Developers typically obtain loans after inking a lease with an anchor tenant with good credit — a standard threatened as downtown office tenants downsize to a degree that leaves fewer firms needing enough space to anchor a 50-story skyscraper.

Google plans to use the whole building, though, so Reschke and Primo don’t need to hold on as owners because they won’t need to make smaller leases to fill out the rest. How much Google plans to spend hasn’t been disclosed, and the final price depends on how much Google spends on the overhaul, which will address deferred maintenance and improve ventilation systems in the almost 40-year-old building.

Primo has kept a low profile since Google’s announcement, making just one written statement that he was “thrilled” to be working again with Reschke. Primo and his firm haven’t responded to requests for comment.

“We’re just friends and partners, and we’ve been partners on different real estate ventures over the years,” Reschke said of his relationship with Primo, without elaborating on which properties they’ve previously partnered.

Google declined to comment on the loan transaction. It plans to move into the building in 2026.

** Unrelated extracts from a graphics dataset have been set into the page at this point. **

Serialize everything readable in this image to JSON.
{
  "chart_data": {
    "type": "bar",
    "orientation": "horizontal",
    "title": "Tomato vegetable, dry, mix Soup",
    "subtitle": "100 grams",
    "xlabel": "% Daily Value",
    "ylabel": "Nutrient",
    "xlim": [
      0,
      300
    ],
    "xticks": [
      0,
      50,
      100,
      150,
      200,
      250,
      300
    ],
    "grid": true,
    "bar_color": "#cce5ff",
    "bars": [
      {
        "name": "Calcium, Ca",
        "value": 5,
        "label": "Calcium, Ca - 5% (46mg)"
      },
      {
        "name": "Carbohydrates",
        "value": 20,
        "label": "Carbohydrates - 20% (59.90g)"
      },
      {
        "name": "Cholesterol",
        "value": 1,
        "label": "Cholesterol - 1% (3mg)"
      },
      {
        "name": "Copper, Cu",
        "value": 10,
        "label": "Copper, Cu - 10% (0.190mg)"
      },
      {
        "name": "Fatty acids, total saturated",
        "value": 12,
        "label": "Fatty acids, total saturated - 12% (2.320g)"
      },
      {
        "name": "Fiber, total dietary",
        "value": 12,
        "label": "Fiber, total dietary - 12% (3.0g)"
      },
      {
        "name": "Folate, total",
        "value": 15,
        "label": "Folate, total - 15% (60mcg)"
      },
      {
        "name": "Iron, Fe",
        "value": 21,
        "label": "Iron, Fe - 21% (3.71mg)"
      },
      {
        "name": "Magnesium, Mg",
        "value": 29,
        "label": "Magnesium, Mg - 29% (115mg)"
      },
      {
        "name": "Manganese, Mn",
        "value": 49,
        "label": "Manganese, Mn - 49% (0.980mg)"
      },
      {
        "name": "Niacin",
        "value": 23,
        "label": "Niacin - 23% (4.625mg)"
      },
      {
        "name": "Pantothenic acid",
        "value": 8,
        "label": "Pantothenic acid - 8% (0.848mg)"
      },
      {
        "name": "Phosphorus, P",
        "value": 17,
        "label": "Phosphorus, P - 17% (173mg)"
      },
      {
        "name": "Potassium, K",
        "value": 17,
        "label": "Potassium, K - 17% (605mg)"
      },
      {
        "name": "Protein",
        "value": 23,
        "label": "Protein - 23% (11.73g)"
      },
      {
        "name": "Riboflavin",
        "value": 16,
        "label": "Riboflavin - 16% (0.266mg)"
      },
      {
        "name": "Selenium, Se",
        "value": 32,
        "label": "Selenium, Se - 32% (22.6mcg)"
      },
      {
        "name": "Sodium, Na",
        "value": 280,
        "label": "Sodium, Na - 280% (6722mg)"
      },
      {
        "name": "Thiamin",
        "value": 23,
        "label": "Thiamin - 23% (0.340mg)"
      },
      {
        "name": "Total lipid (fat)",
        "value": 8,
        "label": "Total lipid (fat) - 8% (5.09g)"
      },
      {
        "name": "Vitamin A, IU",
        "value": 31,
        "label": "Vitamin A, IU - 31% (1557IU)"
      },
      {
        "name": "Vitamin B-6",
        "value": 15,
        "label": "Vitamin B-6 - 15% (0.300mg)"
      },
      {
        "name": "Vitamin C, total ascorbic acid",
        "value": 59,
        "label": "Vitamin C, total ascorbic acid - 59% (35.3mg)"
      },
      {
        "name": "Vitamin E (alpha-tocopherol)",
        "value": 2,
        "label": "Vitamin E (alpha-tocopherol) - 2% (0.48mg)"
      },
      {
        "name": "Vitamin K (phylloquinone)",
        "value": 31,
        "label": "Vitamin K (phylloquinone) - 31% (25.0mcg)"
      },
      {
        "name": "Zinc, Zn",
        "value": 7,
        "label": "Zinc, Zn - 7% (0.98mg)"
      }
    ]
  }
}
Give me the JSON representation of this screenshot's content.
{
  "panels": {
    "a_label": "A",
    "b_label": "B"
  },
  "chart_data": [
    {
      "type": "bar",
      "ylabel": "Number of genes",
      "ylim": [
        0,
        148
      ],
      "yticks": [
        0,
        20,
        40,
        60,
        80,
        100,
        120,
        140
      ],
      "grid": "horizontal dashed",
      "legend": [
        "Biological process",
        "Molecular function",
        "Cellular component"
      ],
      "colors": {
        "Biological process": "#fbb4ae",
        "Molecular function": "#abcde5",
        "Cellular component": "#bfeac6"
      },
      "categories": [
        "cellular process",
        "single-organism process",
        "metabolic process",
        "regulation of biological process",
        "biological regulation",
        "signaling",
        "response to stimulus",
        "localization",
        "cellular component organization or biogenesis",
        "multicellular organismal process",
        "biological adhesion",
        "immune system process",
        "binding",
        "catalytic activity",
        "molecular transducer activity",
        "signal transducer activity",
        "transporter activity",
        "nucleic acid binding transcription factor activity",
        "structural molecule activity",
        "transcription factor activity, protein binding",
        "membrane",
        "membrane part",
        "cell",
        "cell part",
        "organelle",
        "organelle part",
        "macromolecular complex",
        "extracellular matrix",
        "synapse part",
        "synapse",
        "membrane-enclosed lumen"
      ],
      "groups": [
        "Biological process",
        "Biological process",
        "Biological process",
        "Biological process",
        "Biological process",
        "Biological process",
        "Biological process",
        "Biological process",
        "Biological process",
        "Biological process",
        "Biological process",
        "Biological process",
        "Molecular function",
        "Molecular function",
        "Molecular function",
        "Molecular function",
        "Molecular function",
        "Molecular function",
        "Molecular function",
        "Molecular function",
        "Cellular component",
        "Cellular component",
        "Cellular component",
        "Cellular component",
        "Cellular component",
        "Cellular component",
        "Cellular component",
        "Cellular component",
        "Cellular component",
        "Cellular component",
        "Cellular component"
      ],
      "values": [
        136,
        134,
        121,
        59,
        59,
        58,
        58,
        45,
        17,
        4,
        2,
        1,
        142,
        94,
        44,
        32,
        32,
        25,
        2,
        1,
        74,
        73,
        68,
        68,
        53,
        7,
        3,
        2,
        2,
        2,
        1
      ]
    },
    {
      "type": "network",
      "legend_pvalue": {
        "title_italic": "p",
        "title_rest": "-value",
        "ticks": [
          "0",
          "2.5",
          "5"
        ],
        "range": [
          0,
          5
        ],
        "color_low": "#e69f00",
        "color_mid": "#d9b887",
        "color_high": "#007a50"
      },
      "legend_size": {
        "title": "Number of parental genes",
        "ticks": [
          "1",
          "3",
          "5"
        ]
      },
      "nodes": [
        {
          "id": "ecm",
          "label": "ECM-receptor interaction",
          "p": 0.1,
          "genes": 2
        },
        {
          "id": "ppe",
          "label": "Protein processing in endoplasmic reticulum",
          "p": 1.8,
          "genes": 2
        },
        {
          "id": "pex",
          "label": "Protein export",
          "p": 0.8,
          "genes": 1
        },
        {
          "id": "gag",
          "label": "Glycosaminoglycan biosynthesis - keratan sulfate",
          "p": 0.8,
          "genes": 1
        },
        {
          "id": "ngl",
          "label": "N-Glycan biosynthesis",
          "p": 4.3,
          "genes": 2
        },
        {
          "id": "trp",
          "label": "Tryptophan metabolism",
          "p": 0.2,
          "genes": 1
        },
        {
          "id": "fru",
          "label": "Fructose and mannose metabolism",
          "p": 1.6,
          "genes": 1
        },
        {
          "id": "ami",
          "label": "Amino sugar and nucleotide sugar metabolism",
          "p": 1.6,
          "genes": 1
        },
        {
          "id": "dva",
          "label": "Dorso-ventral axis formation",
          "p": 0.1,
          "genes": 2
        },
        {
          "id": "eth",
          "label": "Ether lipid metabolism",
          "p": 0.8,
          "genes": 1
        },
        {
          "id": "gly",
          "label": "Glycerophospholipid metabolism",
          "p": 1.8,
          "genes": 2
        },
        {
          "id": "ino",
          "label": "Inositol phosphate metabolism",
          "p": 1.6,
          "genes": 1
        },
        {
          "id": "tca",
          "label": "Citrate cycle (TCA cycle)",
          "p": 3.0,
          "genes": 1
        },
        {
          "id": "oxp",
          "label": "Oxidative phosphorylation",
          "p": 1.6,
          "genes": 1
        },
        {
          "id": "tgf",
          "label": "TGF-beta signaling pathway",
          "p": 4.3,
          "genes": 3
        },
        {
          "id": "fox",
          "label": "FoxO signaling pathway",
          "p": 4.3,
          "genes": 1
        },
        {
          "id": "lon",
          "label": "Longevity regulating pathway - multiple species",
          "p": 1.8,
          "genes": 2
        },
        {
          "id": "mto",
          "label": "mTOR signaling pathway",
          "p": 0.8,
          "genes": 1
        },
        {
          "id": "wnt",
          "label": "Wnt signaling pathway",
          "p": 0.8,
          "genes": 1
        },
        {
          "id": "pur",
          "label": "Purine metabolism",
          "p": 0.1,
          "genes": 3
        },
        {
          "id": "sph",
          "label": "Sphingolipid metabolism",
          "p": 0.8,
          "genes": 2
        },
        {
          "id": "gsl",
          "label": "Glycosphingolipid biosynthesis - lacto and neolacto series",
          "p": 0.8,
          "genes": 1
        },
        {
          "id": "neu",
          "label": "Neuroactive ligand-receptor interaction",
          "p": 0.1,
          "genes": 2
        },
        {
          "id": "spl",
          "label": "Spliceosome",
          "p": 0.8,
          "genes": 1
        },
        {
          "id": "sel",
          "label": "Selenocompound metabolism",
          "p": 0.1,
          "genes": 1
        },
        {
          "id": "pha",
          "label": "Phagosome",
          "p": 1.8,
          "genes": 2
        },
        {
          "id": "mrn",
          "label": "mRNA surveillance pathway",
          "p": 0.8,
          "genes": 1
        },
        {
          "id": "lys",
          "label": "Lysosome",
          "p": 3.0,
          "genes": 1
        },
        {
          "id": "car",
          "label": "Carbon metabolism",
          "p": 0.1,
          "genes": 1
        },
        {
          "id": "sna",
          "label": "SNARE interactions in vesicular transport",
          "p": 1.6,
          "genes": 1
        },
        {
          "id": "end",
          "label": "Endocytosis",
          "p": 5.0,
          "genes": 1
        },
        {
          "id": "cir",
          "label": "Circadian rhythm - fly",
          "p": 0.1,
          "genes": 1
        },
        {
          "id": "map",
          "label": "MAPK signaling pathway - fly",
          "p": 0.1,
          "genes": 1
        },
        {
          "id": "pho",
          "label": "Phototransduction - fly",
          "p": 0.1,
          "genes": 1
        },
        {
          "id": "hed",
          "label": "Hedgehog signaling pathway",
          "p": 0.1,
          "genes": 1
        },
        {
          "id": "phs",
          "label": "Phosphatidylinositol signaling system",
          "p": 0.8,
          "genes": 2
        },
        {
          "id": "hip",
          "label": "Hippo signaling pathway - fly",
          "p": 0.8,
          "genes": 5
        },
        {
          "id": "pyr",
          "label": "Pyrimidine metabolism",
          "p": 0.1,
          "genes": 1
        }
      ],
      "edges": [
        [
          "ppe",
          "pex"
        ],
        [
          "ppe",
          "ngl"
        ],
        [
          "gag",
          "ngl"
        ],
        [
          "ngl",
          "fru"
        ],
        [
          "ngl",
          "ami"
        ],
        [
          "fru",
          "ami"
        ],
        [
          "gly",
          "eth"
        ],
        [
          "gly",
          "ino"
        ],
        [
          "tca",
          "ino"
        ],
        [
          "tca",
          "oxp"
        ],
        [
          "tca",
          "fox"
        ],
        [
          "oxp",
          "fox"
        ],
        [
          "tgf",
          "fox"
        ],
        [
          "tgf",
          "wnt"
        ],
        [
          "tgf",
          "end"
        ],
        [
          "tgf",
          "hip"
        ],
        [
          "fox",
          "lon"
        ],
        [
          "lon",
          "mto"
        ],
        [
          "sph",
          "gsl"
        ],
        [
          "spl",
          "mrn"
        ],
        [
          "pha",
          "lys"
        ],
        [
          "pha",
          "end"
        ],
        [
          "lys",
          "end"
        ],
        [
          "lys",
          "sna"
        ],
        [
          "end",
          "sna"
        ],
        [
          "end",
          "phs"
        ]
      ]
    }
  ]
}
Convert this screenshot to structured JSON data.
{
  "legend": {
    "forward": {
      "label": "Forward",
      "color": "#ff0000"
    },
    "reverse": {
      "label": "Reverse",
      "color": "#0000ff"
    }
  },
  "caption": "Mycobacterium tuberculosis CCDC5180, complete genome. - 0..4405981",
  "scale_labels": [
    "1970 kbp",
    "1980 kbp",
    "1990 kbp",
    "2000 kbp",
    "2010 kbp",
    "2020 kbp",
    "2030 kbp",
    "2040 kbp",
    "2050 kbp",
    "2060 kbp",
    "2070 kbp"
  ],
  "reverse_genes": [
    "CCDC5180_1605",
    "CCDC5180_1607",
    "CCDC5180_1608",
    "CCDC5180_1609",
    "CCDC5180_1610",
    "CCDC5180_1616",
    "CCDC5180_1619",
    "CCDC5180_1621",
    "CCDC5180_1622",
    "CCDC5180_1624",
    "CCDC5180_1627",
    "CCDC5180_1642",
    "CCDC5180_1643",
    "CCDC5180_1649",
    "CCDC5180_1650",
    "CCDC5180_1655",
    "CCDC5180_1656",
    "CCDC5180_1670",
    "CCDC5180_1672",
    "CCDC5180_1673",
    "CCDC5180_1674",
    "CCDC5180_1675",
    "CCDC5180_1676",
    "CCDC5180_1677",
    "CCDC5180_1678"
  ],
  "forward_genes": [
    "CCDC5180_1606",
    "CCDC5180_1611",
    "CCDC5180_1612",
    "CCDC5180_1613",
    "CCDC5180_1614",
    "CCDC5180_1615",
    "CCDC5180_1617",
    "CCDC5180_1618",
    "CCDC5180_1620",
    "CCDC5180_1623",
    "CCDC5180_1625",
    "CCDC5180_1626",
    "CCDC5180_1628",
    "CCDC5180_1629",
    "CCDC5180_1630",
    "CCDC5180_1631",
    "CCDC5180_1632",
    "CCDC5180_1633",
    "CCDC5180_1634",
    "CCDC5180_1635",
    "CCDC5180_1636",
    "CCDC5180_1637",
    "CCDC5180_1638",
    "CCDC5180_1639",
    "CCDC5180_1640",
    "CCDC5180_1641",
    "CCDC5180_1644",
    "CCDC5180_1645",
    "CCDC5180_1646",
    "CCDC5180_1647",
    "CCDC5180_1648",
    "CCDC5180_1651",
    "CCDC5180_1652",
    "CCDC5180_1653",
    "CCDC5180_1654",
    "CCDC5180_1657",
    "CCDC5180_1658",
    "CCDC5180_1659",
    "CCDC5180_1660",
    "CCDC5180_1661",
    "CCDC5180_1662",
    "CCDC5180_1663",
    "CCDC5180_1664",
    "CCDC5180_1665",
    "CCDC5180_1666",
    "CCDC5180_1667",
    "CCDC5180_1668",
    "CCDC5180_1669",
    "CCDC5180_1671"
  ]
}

The deal has buoyed the spirits of downtown Chicago real estate players, who had become accustomed to news detailing the retreat of the office market during the pandemic, with tenants offering a record amount of sublease space this year and vacancy rates at all-time highs, with more than 21 percent of downtown space vacant as of June, according to CBRE.

“It’s a transformative transaction for Chicago,” Reschke said.